The effects of stacking mode and thickness on the frictional behaviour of multilayer silicene

Understanding the contact behaviour of 2D materials in nanoscale is of great importance for their applications. In the present work, molecular dynamics simulation is employed to study the frictional behaviour of the AA′ and AB stacked multilayer silicene for up to 4 layers placed on the weakly adhesive amorphous SiO(2) substrate with a sliding AFM tip. During the sliding process, the AFM cantilever represented by virtual atoms moves with the velocity of 2 m s(−1) along the zigzag direction under a load of 2 nN at 300 K. The stick-slip frictional behaviour shows high sensitivity to the number of layers. As the thickness increases, the friction force first increases from the monolayer to bilayer and then decreases from the bilayer to 4-layer, which shows an exotic tendency for the first time among all the reported lamellar materials to date where the friction usually decreases monotonically with thickness.
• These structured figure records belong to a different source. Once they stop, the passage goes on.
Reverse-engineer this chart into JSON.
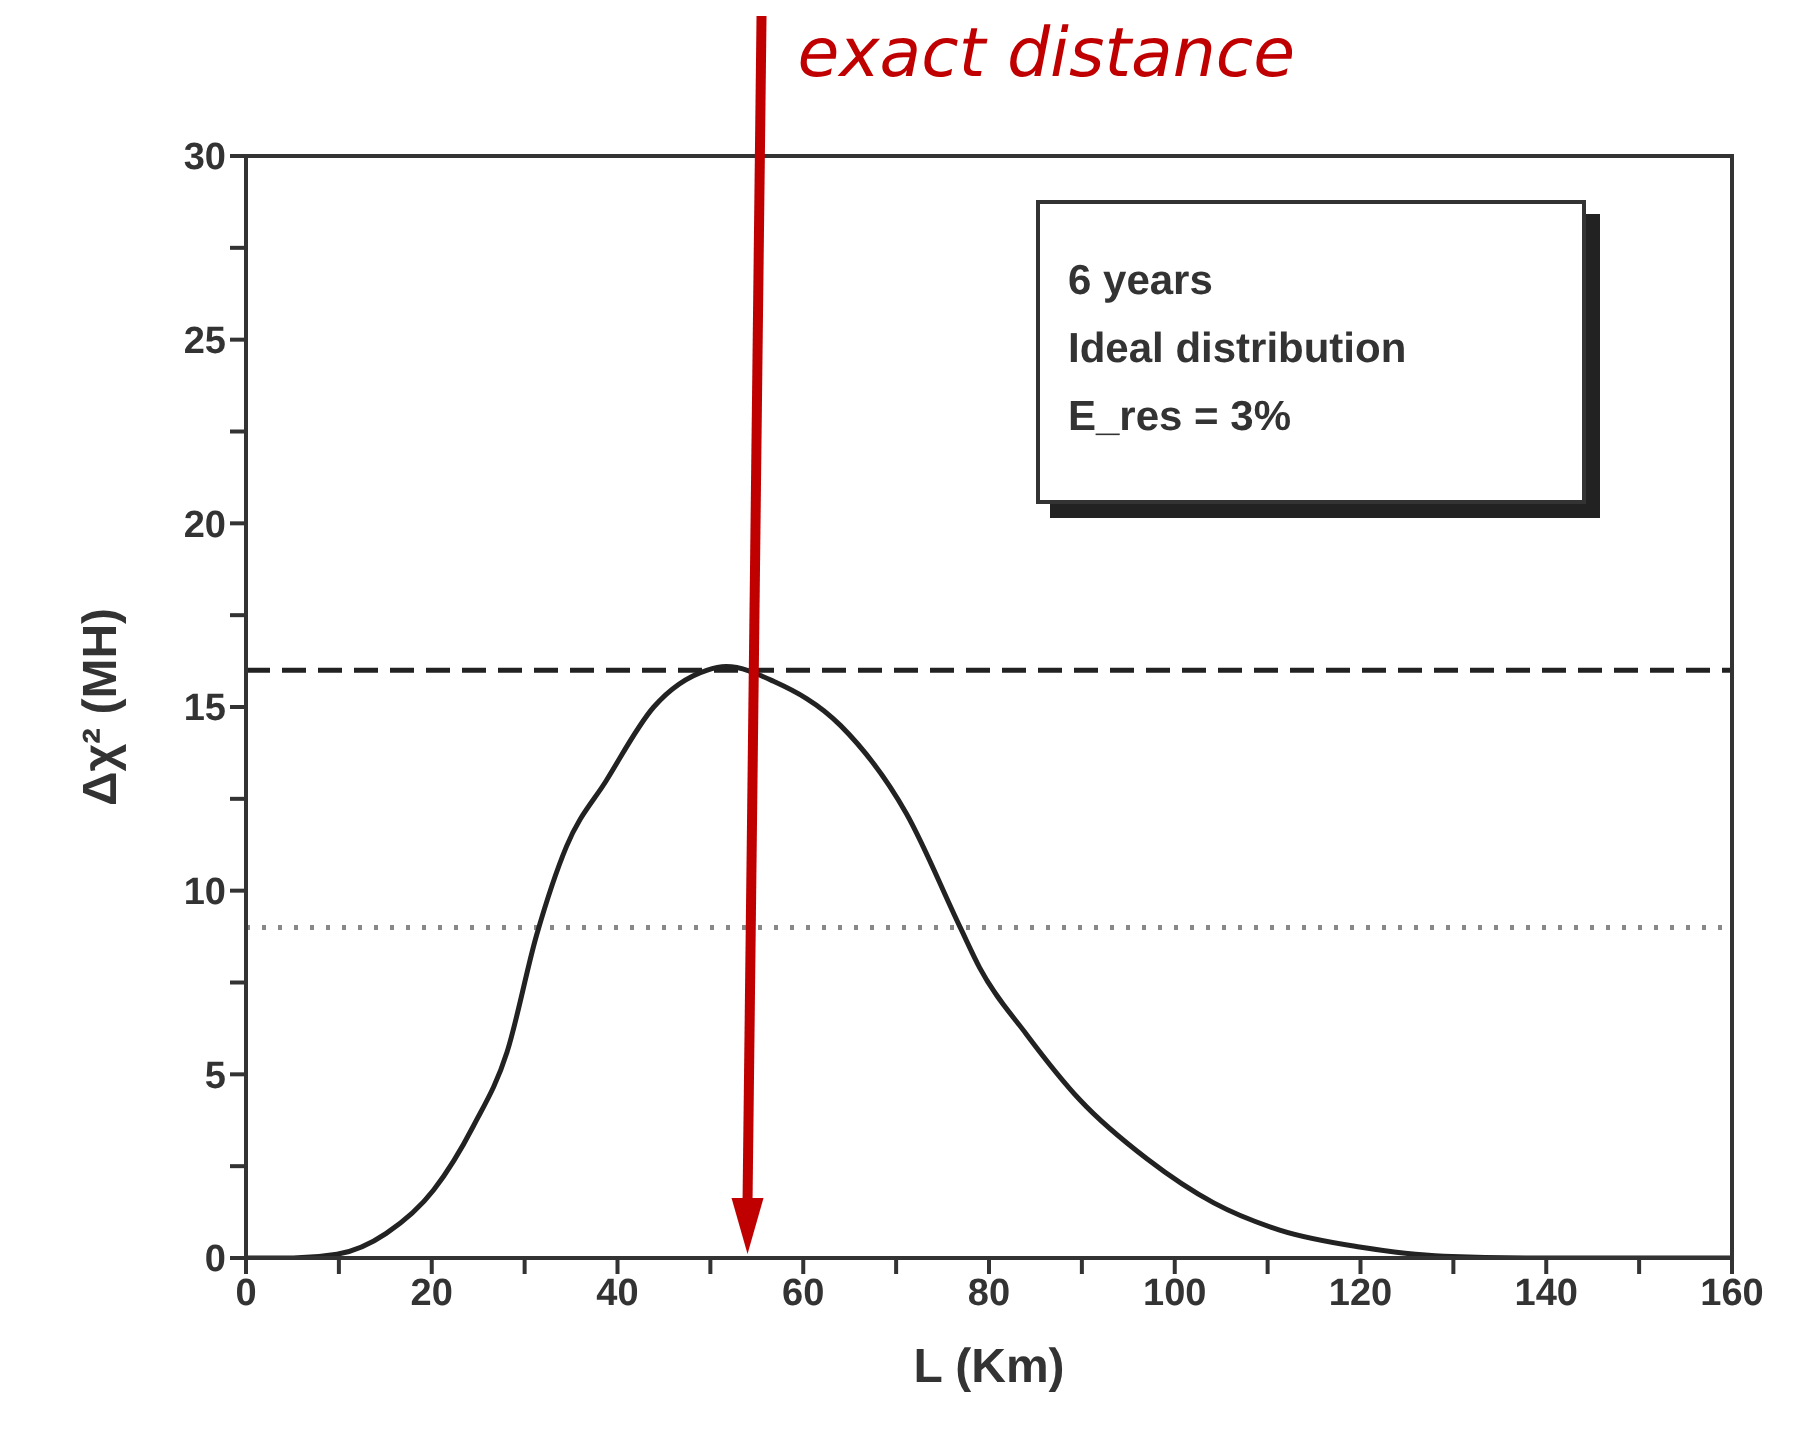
{
  "chart_data": {
    "type": "line",
    "xlabel": "L (Km)",
    "ylabel": "Δχ² (MH)",
    "x": [
      0,
      5.1,
      9.8,
      15.1,
      20.2,
      24.5,
      28.1,
      31.3,
      34.5,
      38.8,
      43.9,
      49.6,
      51.7,
      56.8,
      64.0,
      71.1,
      76.9,
      79.0,
      84.0,
      89.8,
      97.0,
      104.2,
      111.3,
      119.9,
      129,
      140,
      160
    ],
    "series": [
      {
        "color": "#222222",
        "values": [
          0,
          0,
          0.1,
          0.67,
          1.85,
          3.6,
          5.6,
          8.8,
          11.2,
          13.0,
          15.0,
          16.0,
          16.1,
          15.7,
          14.5,
          12.1,
          9.0,
          7.9,
          6.1,
          4.3,
          2.7,
          1.5,
          0.76,
          0.3,
          0.05,
          0,
          0
        ]
      }
    ],
    "xlim": [
      0,
      160
    ],
    "ylim": [
      0,
      30
    ],
    "xticks": [
      0,
      {
        "value": 10,
        "label": null
      },
      20,
      {
        "value": 30,
        "label": null
      },
      40,
      {
        "value": 50,
        "label": null
      },
      60,
      {
        "value": 70,
        "label": null
      },
      80,
      {
        "value": 90,
        "label": null
      },
      100,
      {
        "value": 110,
        "label": null
      },
      120,
      {
        "value": 130,
        "label": null
      },
      140,
      {
        "value": 150,
        "label": null
      },
      160
    ],
    "yticks": [
      0,
      {
        "value": 2.5,
        "label": null
      },
      5,
      {
        "value": 7.5,
        "label": null
      },
      10,
      {
        "value": 12.5,
        "label": null
      },
      15,
      {
        "value": 17.5,
        "label": null
      },
      20,
      {
        "value": 22.5,
        "label": null
      },
      25,
      {
        "value": 27.5,
        "label": null
      },
      30
    ],
    "ref_lines": [
      {
        "axis": "y",
        "value": 16,
        "color": "#222222",
        "line_style": "dashed"
      },
      {
        "axis": "y",
        "value": 9,
        "color": "#888888",
        "line_style": "dotted"
      }
    ],
    "annotations": [
      "exact distance",
      "6 years",
      "Ideal distribution",
      "E_res = 3%"
    ],
    "marker": "none",
    "line_style": "solid"
  }
}
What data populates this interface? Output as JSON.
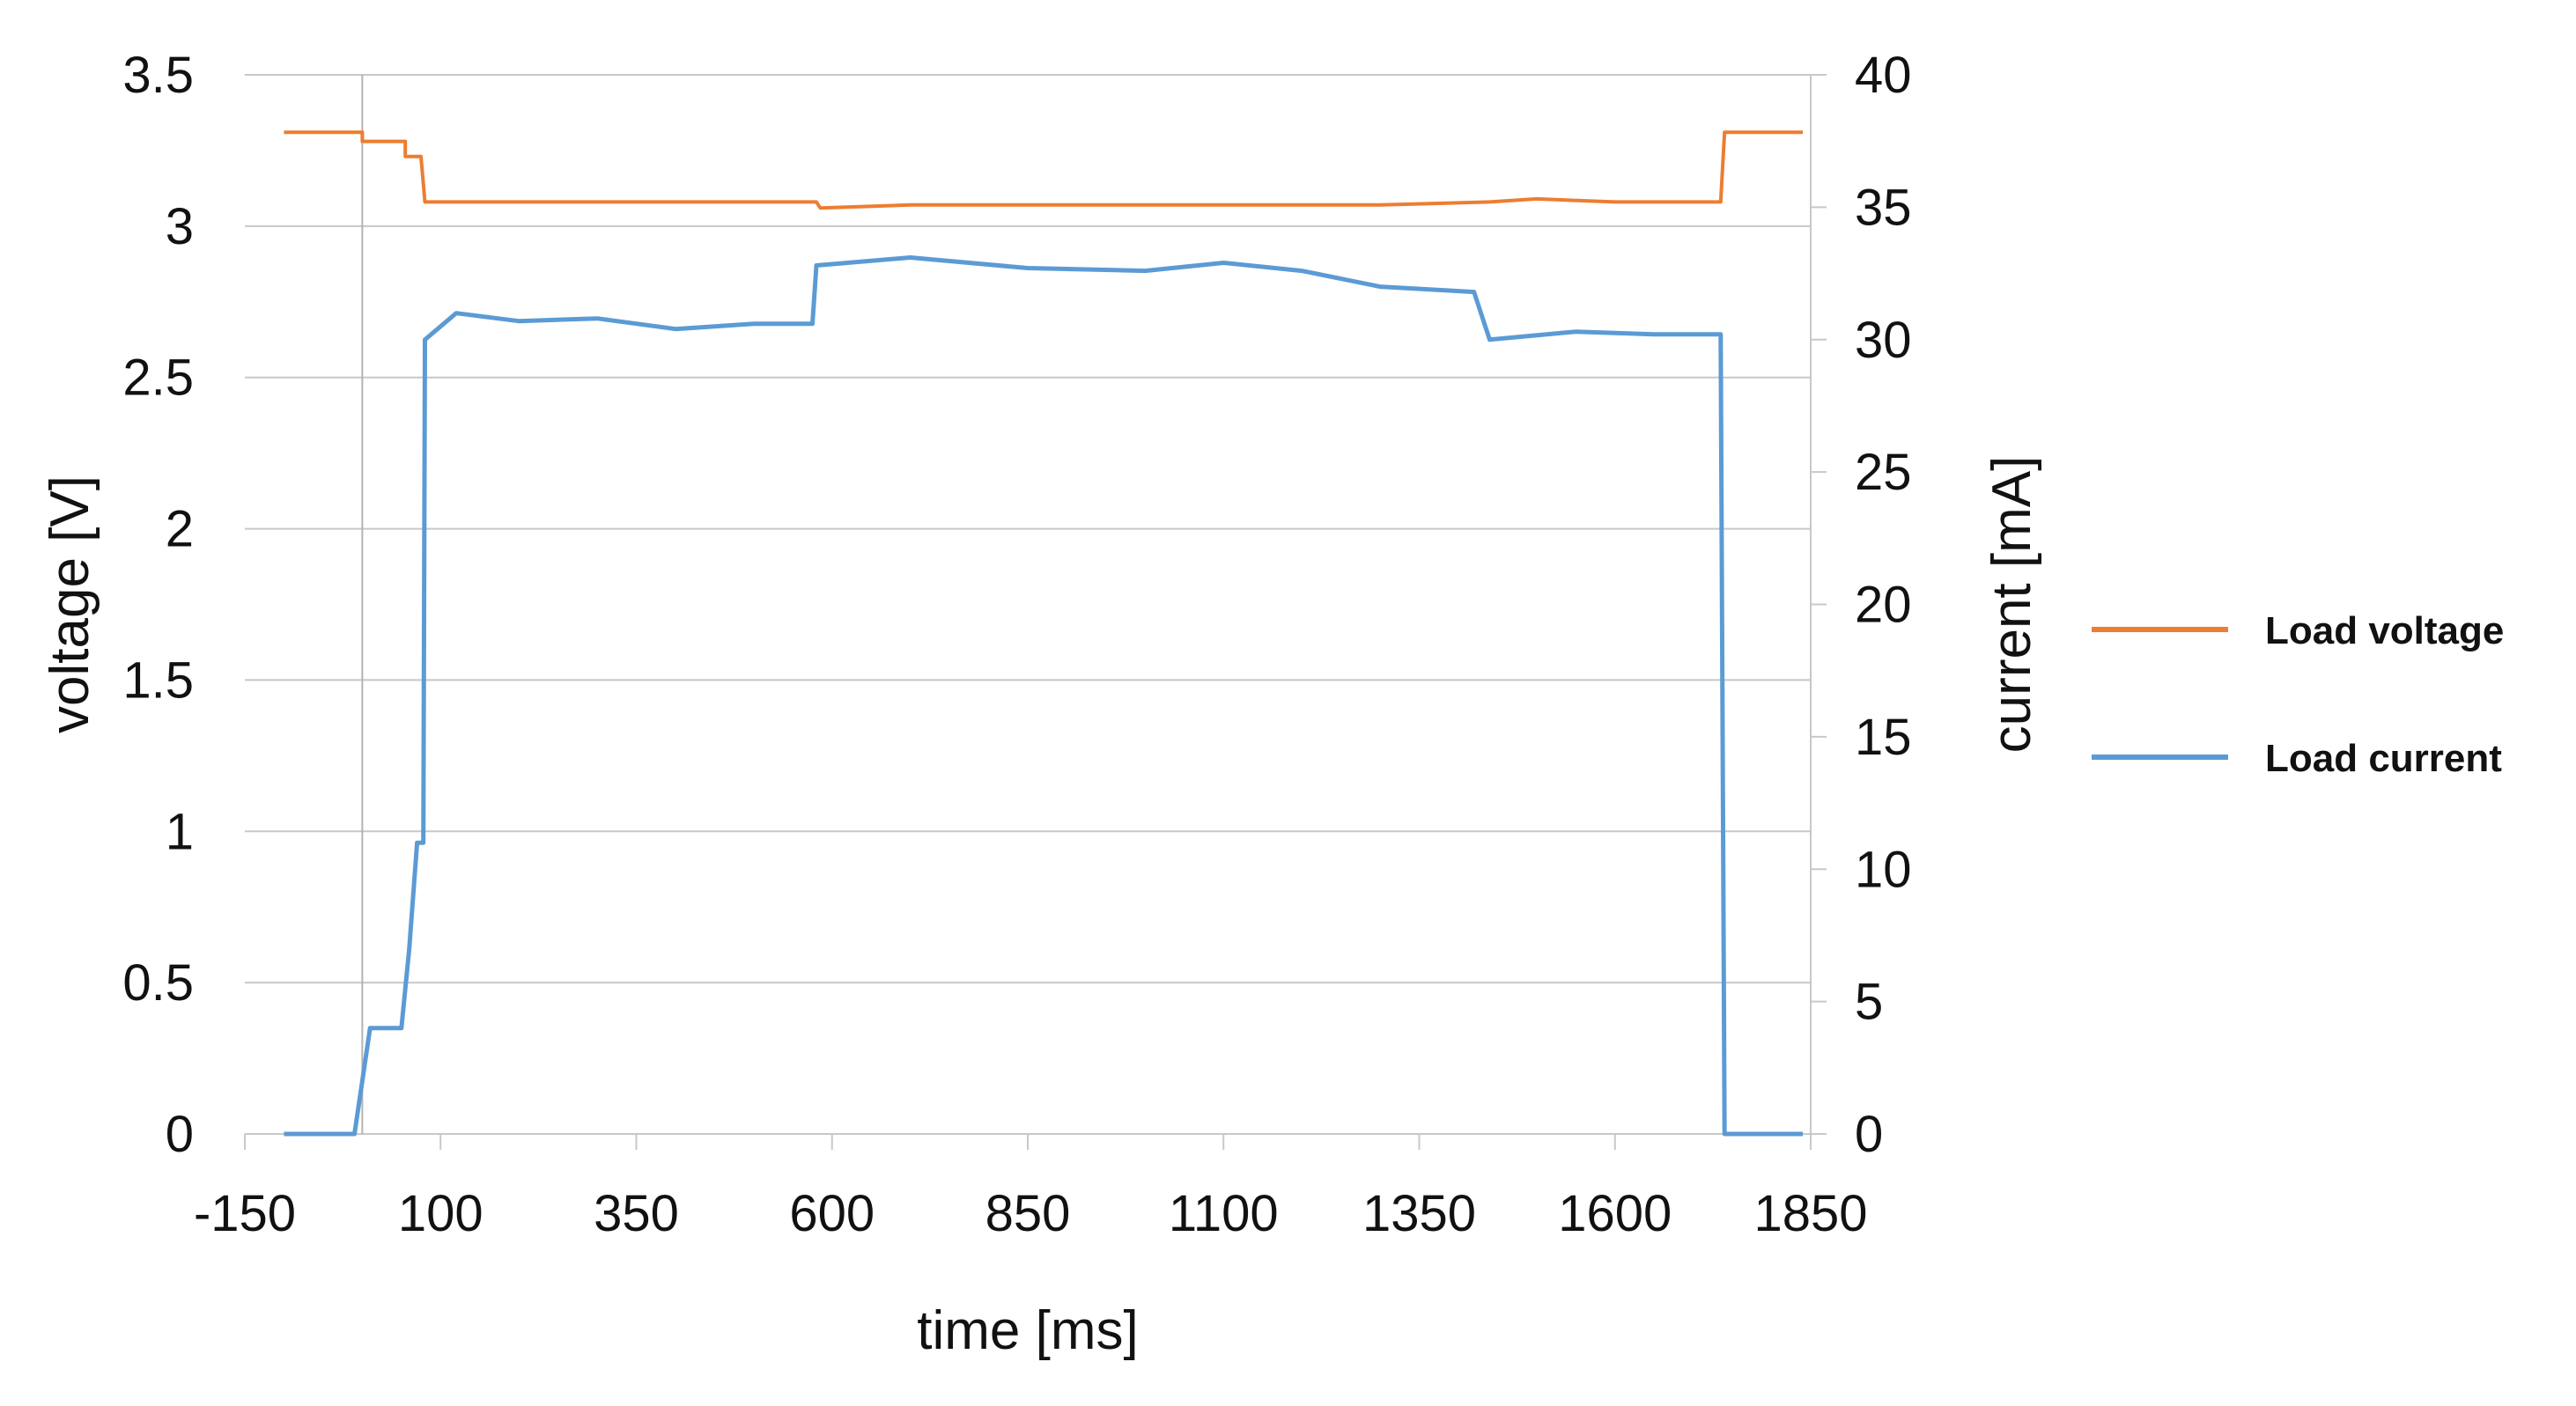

For all the investigated thicknesses, the friction on AA′-stacked silicene is slightly larger than the AB stacked counterpart, and the difference diminishes with increasing thickness. The frictional behaviour of AA′ bilayer presents the highest peak force with evolving weakening phenomenon induced by a phase transition to the planar structure. Herein, we analyze the frictional force distribution on the tip with kurtosis and skewness as measurement parameters for the commensurability and rigidity components, respectively. The contact area between silicene and the diamond tip is compared for different silicene morphologies. The result shows an affinity between friction and rigidity of multilayer silicene, which is closely related to the interlayer covalent bonds and limited shear between sublayers.